Describe the RNA Sequencing Workflow
- Isolate RNA:
- Extract RNA from the biological sample, ensuring high quality and purity. - Fragment RNA:
- Break down the RNA into shorter segments to facilitate sequencing. - Reverse Transcription to cDNA:
- Convert RNA into complementary DNA (cDNA) using reverse transcriptase. - Library Preparation and PCR Amplification:
- Add adapters to the cDNA and amplify the library through PCR. - Next-Generation Sequencing (NGS):
- Sequence the cDNA library using NGS technology. - Decode cDNA Sequences:
- Analyze the sequenced data to obtain the corresponding nucleotide sequences. - Map Sequencing Reads:
- Align the sequencing reads to the transcriptome or genome to identify where they originated. - Normalization:
- Adjust the data to account for biases and variations in sequencing depth across samples.

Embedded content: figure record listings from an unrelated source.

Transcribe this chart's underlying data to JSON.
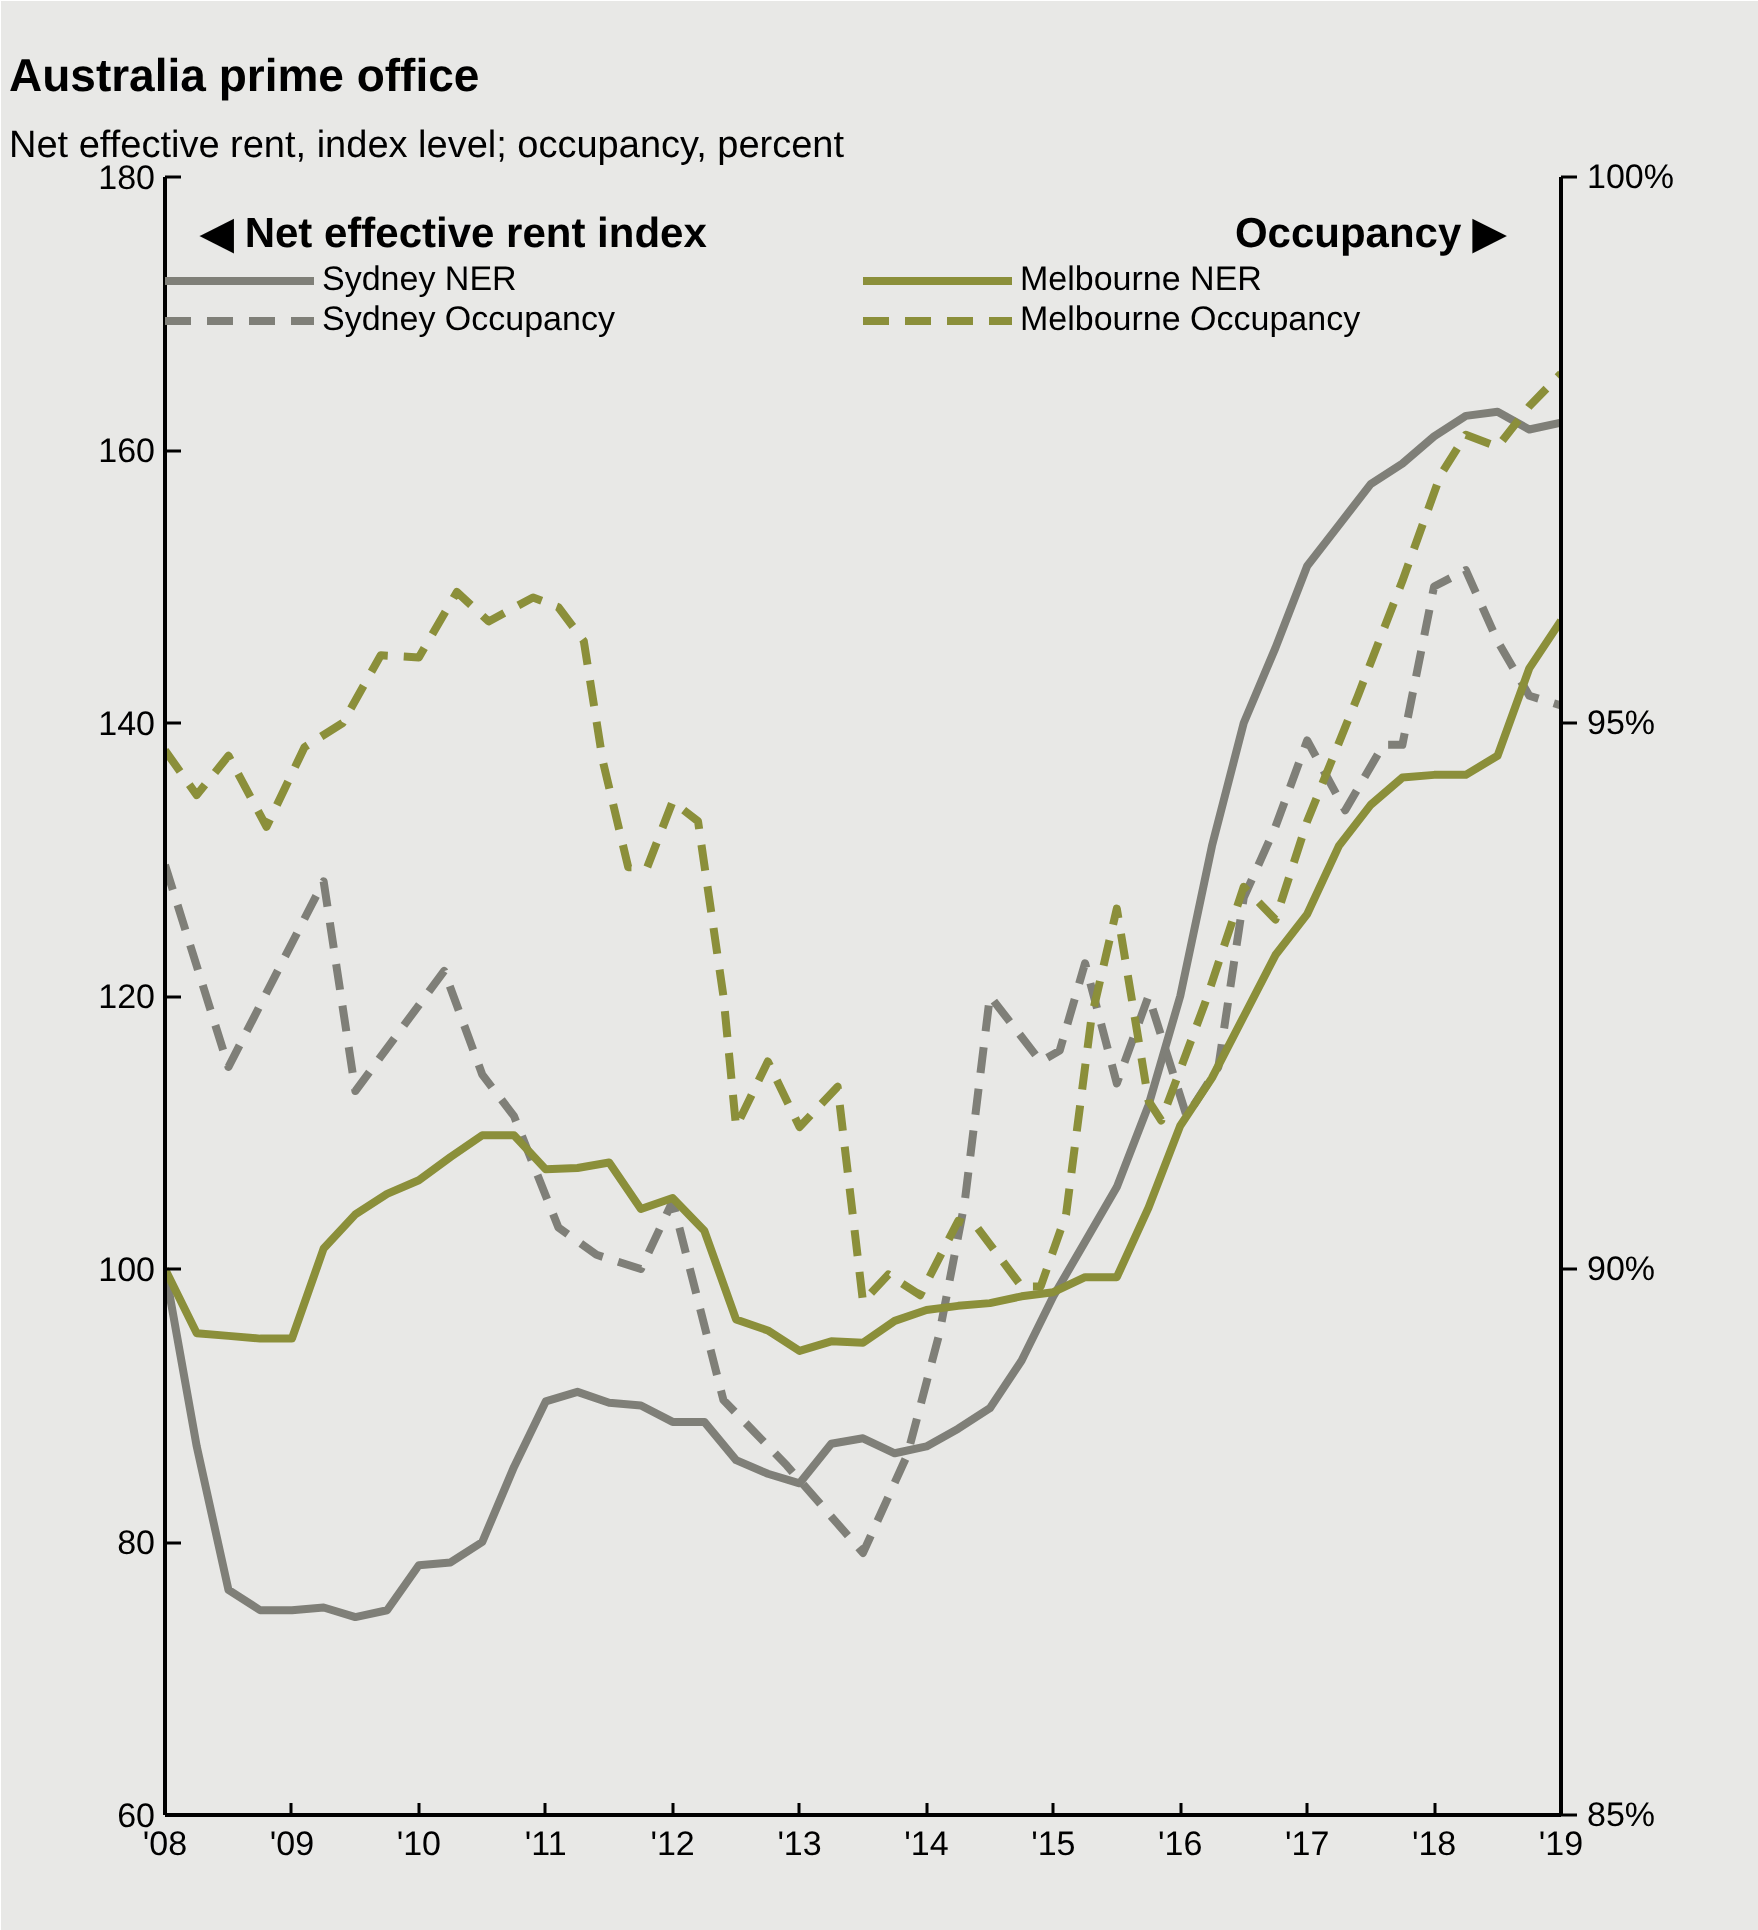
{
  "chart_data": {
    "type": "line",
    "title": "Australia prime office",
    "subtitle": "Net effective rent, index level; occupancy, percent",
    "ylabel": "◀ Net effective rent index",
    "y2label": "Occupancy ▶",
    "xlim": [
      2008,
      2019
    ],
    "xticks": [
      {
        "value": 2008,
        "label": "'08"
      },
      {
        "value": 2009,
        "label": "'09"
      },
      {
        "value": 2010,
        "label": "'10"
      },
      {
        "value": 2011,
        "label": "'11"
      },
      {
        "value": 2012,
        "label": "'12"
      },
      {
        "value": 2013,
        "label": "'13"
      },
      {
        "value": 2014,
        "label": "'14"
      },
      {
        "value": 2015,
        "label": "'15"
      },
      {
        "value": 2016,
        "label": "'16"
      },
      {
        "value": 2017,
        "label": "'17"
      },
      {
        "value": 2018,
        "label": "'18"
      },
      {
        "value": 2019,
        "label": "'19"
      }
    ],
    "ylim": [
      60,
      180
    ],
    "yticks": [
      60,
      80,
      100,
      120,
      140,
      160,
      180
    ],
    "y2lim": [
      85,
      100
    ],
    "y2ticks": [
      {
        "value": 85,
        "label": "85%"
      },
      {
        "value": 90,
        "label": "90%"
      },
      {
        "value": 95,
        "label": "95%"
      },
      {
        "value": 100,
        "label": "100%"
      }
    ],
    "legend": "top",
    "marker": "none",
    "series": [
      {
        "name": "Sydney NER",
        "color": "#7f7f78",
        "line_style": "solid",
        "x": [
          2008,
          2008.25,
          2008.5,
          2008.75,
          2009,
          2009.25,
          2009.5,
          2009.75,
          2010,
          2010.25,
          2010.5,
          2010.75,
          2011,
          2011.25,
          2011.5,
          2011.75,
          2012,
          2012.25,
          2012.5,
          2012.75,
          2013,
          2013.25,
          2013.5,
          2013.75,
          2014,
          2014.25,
          2014.5,
          2014.75,
          2015,
          2015.25,
          2015.5,
          2015.75,
          2016,
          2016.25,
          2016.5,
          2016.75,
          2017,
          2017.25,
          2017.5,
          2017.75,
          2018,
          2018.25,
          2018.5,
          2018.75,
          2019
        ],
        "values": [
          100,
          87,
          76.5,
          75,
          75,
          75.2,
          74.5,
          75,
          78.3,
          78.5,
          80,
          85.5,
          90.3,
          91,
          90.2,
          90,
          88.8,
          88.8,
          86,
          85,
          84.3,
          87.2,
          87.6,
          86.5,
          87,
          88.3,
          89.8,
          93.3,
          98,
          102,
          106,
          112,
          120,
          131,
          140,
          145.5,
          151.5,
          154.5,
          157.5,
          159,
          161,
          162.5,
          162.8,
          161.5,
          162
        ]
      },
      {
        "name": "Sydney Occupancy",
        "color": "#7f7f78",
        "line_style": "dashed",
        "axis": "y2",
        "x": [
          2008,
          2008.5,
          2009.25,
          2009.5,
          2010.2,
          2010.5,
          2010.75,
          2011.1,
          2011.4,
          2011.75,
          2012,
          2012.4,
          2012.9,
          2013.2,
          2013.5,
          2013.85,
          2014.1,
          2014.3,
          2014.5,
          2014.9,
          2015.05,
          2015.25,
          2015.5,
          2015.75,
          2016.05,
          2016.3,
          2016.5,
          2016.75,
          2017,
          2017.3,
          2017.6,
          2017.75,
          2018,
          2018.25,
          2018.5,
          2018.75,
          2019
        ],
        "values": [
          93.7,
          91.85,
          93.55,
          91.63,
          92.73,
          91.78,
          91.4,
          90.38,
          90.13,
          90,
          90.62,
          88.8,
          88.2,
          87.8,
          87.4,
          88.3,
          89.4,
          90.6,
          92.5,
          91.9,
          92,
          92.8,
          91.7,
          92.5,
          91.4,
          91.85,
          93.4,
          94.05,
          94.84,
          94.2,
          94.8,
          94.8,
          96.25,
          96.4,
          95.75,
          95.25,
          95.16
        ]
      },
      {
        "name": "Melbourne NER",
        "color": "#8b8f3a",
        "line_style": "solid",
        "x": [
          2008,
          2008.25,
          2008.5,
          2008.75,
          2009,
          2009.25,
          2009.5,
          2009.75,
          2010,
          2010.25,
          2010.5,
          2010.75,
          2011,
          2011.25,
          2011.5,
          2011.75,
          2012,
          2012.25,
          2012.5,
          2012.75,
          2013,
          2013.25,
          2013.5,
          2013.75,
          2014,
          2014.25,
          2014.5,
          2014.75,
          2015,
          2015.25,
          2015.5,
          2015.75,
          2016,
          2016.25,
          2016.5,
          2016.75,
          2017,
          2017.25,
          2017.5,
          2017.75,
          2018,
          2018.25,
          2018.5,
          2018.75,
          2019
        ],
        "values": [
          100,
          95.3,
          95.1,
          94.9,
          94.9,
          101.5,
          104,
          105.5,
          106.5,
          108.2,
          109.8,
          109.8,
          107.3,
          107.4,
          107.8,
          104.4,
          105.2,
          102.8,
          96.3,
          95.5,
          94,
          94.7,
          94.6,
          96.2,
          97,
          97.3,
          97.5,
          98,
          98.3,
          99.4,
          99.4,
          104.5,
          110.5,
          114,
          118.5,
          123,
          126,
          131,
          134,
          136,
          136.2,
          136.2,
          137.6,
          144,
          147.5
        ]
      },
      {
        "name": "Melbourne Occupancy",
        "color": "#8b8f3a",
        "line_style": "dashed",
        "axis": "y2",
        "x": [
          2008,
          2008.25,
          2008.5,
          2008.8,
          2009.1,
          2009.4,
          2009.7,
          2010,
          2010.3,
          2010.55,
          2010.9,
          2011.1,
          2011.3,
          2011.45,
          2011.65,
          2011.8,
          2012,
          2012.2,
          2012.4,
          2012.5,
          2012.75,
          2013,
          2013.3,
          2013.5,
          2013.7,
          2013.95,
          2014.25,
          2014.4,
          2014.75,
          2014.9,
          2015.1,
          2015.3,
          2015.5,
          2015.75,
          2015.85,
          2016.2,
          2016.5,
          2016.75,
          2017,
          2017.4,
          2017.75,
          2018.05,
          2018.25,
          2018.5,
          2018.75,
          2019
        ],
        "values": [
          94.75,
          94.34,
          94.7,
          94.05,
          94.78,
          95,
          95.62,
          95.6,
          96.2,
          95.93,
          96.15,
          96.06,
          95.75,
          94.65,
          93.68,
          93.68,
          94.28,
          94.1,
          92.5,
          91.3,
          91.9,
          91.3,
          91.67,
          89.7,
          89.95,
          89.76,
          90.44,
          90.38,
          89.84,
          89.84,
          90.5,
          92.3,
          93.3,
          91.54,
          91.36,
          92.45,
          93.5,
          93.2,
          94.1,
          95.25,
          96.3,
          97.27,
          97.64,
          97.53,
          97.9,
          98.2
        ]
      }
    ]
  }
}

Describe: gene expression data analysis and validation (typically performed after high-throughput techniques like RNA sequencing (RNA-seq))
1) Data Analysis & Investigations:
- Comparative Analysis:
o Compare overall gene expression between different groups (e.g., treated vs. control) using Principal Component Analysis (PCA). - Differentially Expressed Genes (DEGs):
o Identify DEGs by comparing normalized counts across samples, visualized using expression heatmaps or volcano plots. - Pathway Enrichment:
o Analyze enrichment in biological pathways related to DEGs. - Regulatory Analyses:
o Study regulatory mechanisms affecting gene expression. - Alternative Splicing:
o Investigate different splicing events affecting mRNA diversity.
2) Validation Steps:
- mRNA Expression Validation:
o Confirm mRNA levels using quantitative PCR (qPCR). - Protein Expression Validation:
o Validate protein levels through Western blot analysis.